El vidrio mudo dio voz al siglo XX; en el actual, el vidrio vocea para hacerse oír. Las dos almas del vidrio dieron vida a las vanguardias: las facetas talladas del vidrio cristalino sirvieron como símbolo de regeneración luminosa, y la exactitud laminar del vidrio transparente se usó como emblema de perfección mecánica. Si los cristales de cuarzo de las arquitecturas alpinas prometían renovar el mundo desde la pureza mineral de la naturaleza, las fachadas vítreas de las construcciones urbanas ofrecían transformar el entorno a través de la razón ecuánime de la máquina, y tanto los reflejos como las transparencias se asociaron para dibujar un futuro de claridad material y visual. Pero ni los destellos subjetivos del crisol expresionista y romántico se acomodaron bien a la matriz regular y geométrica de la objetividad ilustrada, ni el ilusionismo barroco y rococó del vidrio azogado consintió su exilio del territorio moderno, y el panorama unánime del vidrio transparente acabó fracturándose en un paisaje de espejeantes esquirlas cristalinas. 

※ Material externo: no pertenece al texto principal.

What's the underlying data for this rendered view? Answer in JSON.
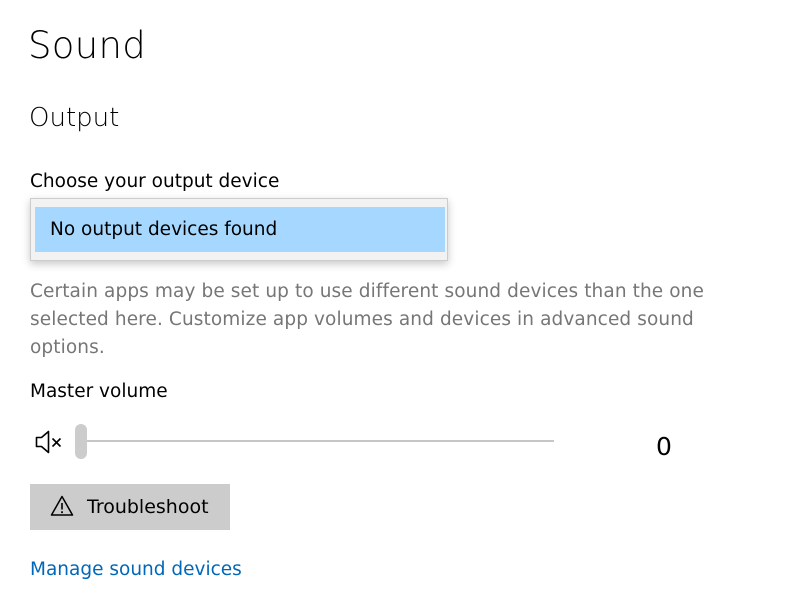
{
  "page": {
    "title": "Sound"
  },
  "output": {
    "section_title": "Output",
    "device_label": "Choose your output device",
    "device_options": [
      "No output devices found"
    ],
    "selected_device": "No output devices found",
    "description": "Certain apps may be set up to use different sound devices than the one selected here. Customize app volumes and devices in advanced sound options.",
    "master_volume_label": "Master volume",
    "volume_icon": "speaker-muted-icon",
    "master_volume_value": "0",
    "master_volume_level": 0,
    "troubleshoot_icon": "warning-icon",
    "troubleshoot_label": "Troubleshoot",
    "manage_devices_link": "Manage sound devices"
  },
  "colors": {
    "highlight": "#a6d8ff",
    "link": "#0067b8",
    "button_background": "#cccccc",
    "description_text": "#767676"
  }
}
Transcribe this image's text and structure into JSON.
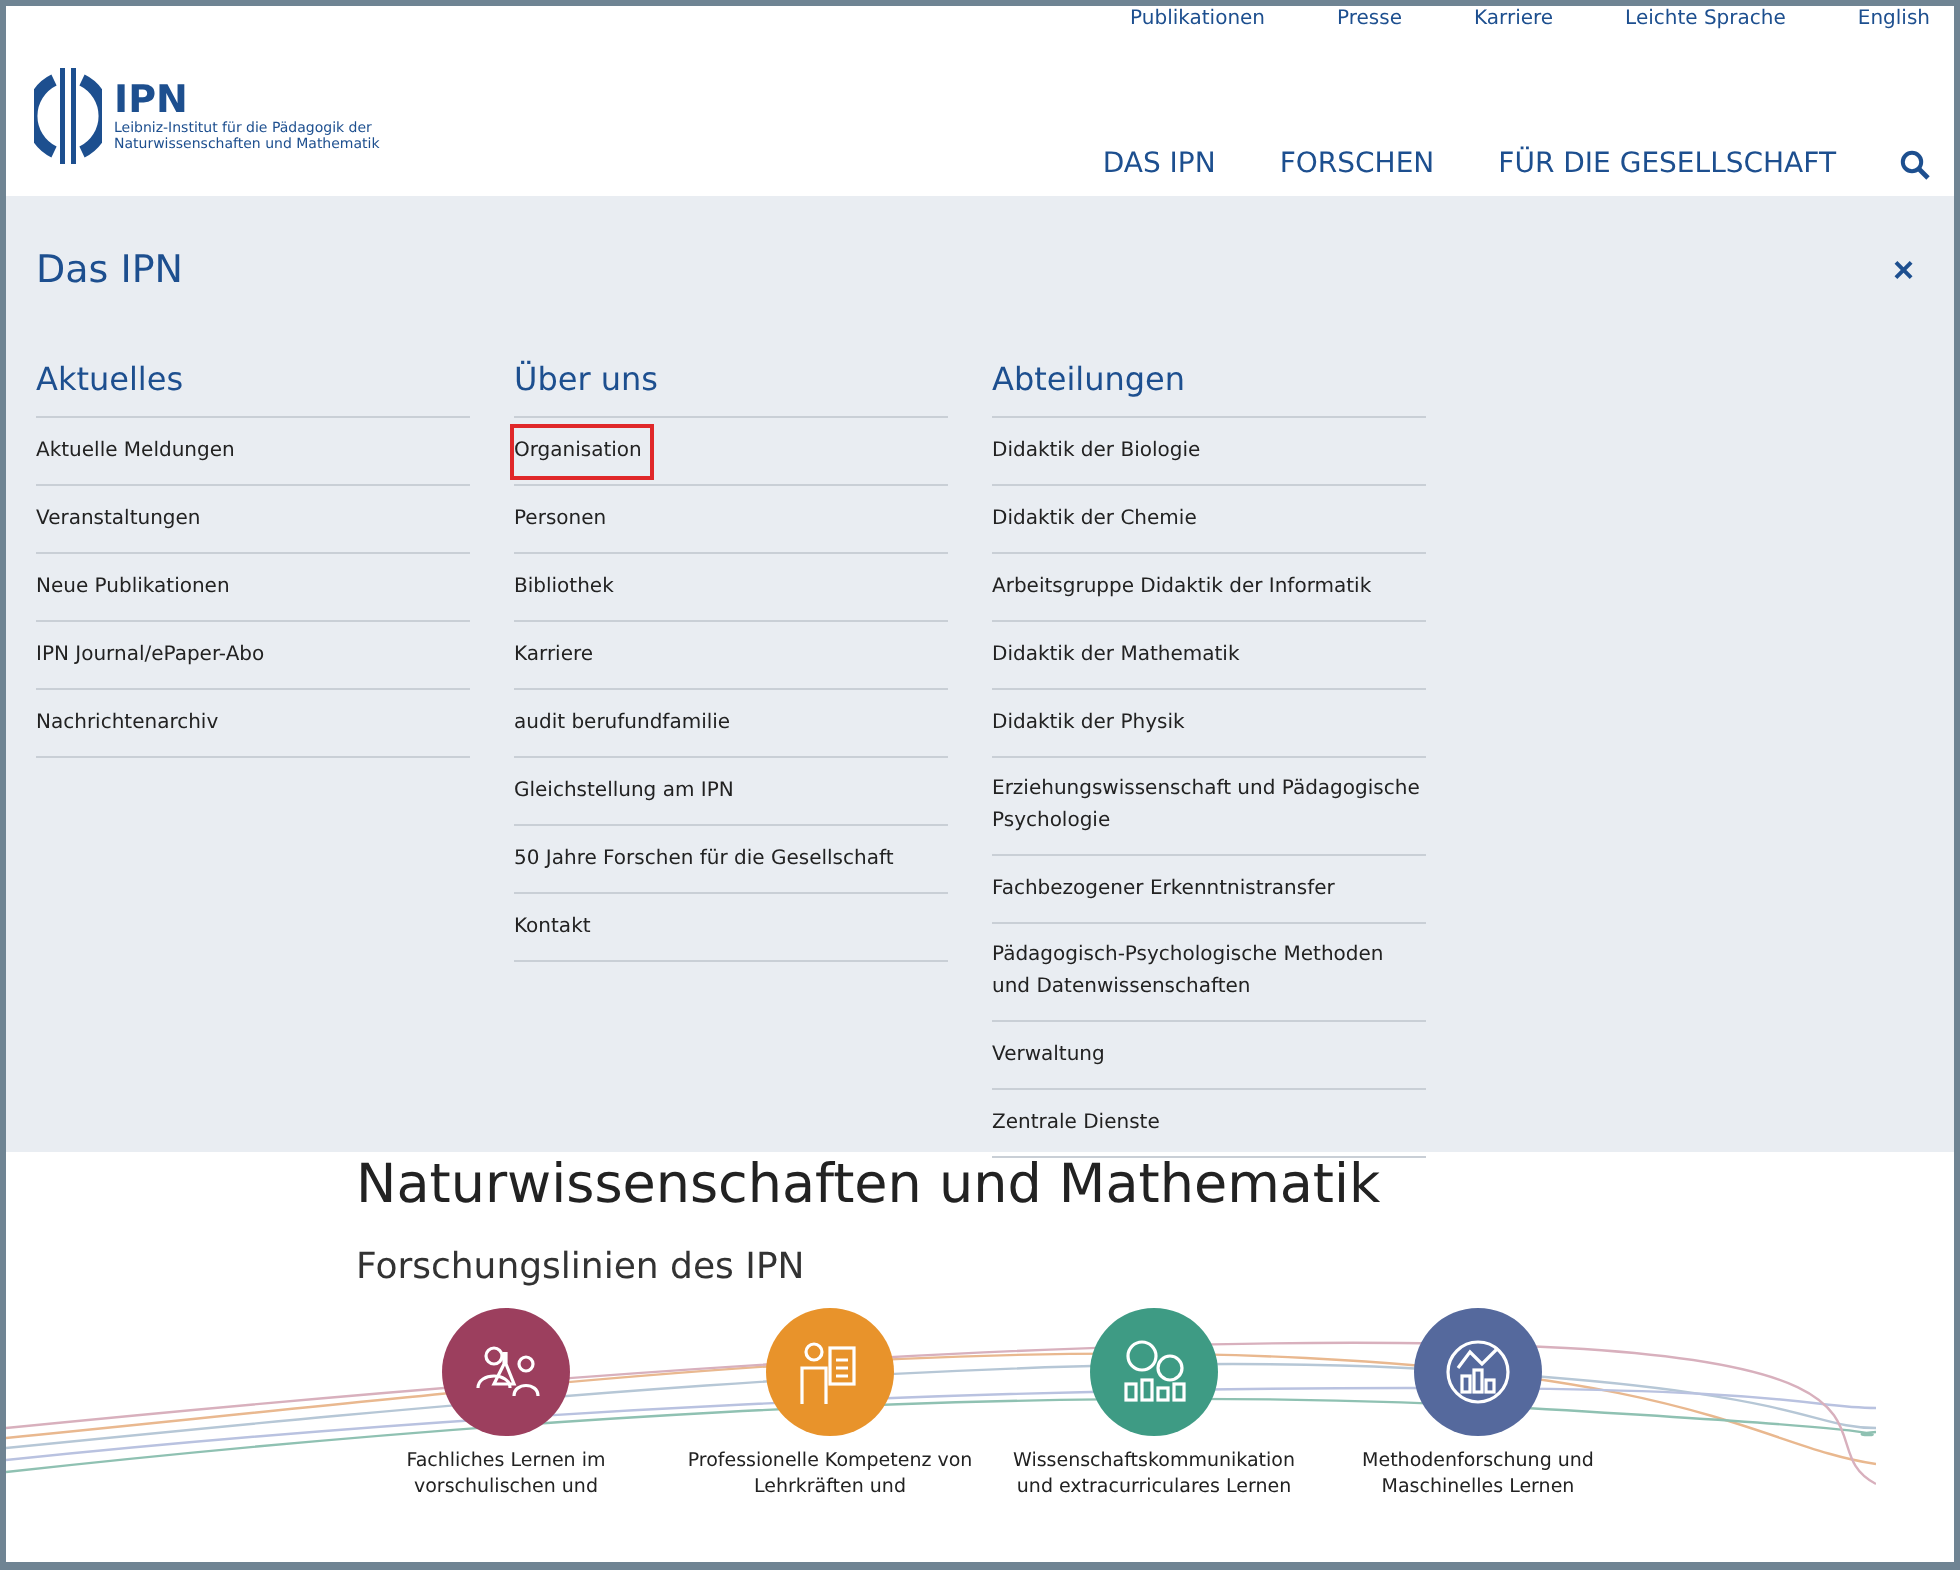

La transparencia moderna había hallado en el vidrio la mejor metáfora de una sociedad abierta al escrutinio, fascinada por la precisión industrial, y que levantaba como bandera la verdad constructiva, la lógica funcional y las formas elementales. Esta interpretación, canónica desde Pevsner y Giedion, que hacía pasar el eje del siglo por la mecanización, Gropius y Berlín, se puso en cuestión por la crítica formalista anglosajona, que prefería articular la revolución moderna a través de las mutaciones artísticas, Le Corbusier y París, y ése es el relato que subyace al énfasis de Colin Rowe en la transparencia aparente de la pintura cubista frente a la transparencia literal de las arquitecturas de vidrio. Sin embargo, no sería esta revisión historiográfica la que quebraría el vidrio moderno, sino las convulsiones dramáticas que socavaron la confianza optimista en el proyecto ilustrado, mostrando la dimensión totalitaria de la razón técnica, y evidenciando el carácter oscuramente opresivo de la ciudad transparente de las luces. 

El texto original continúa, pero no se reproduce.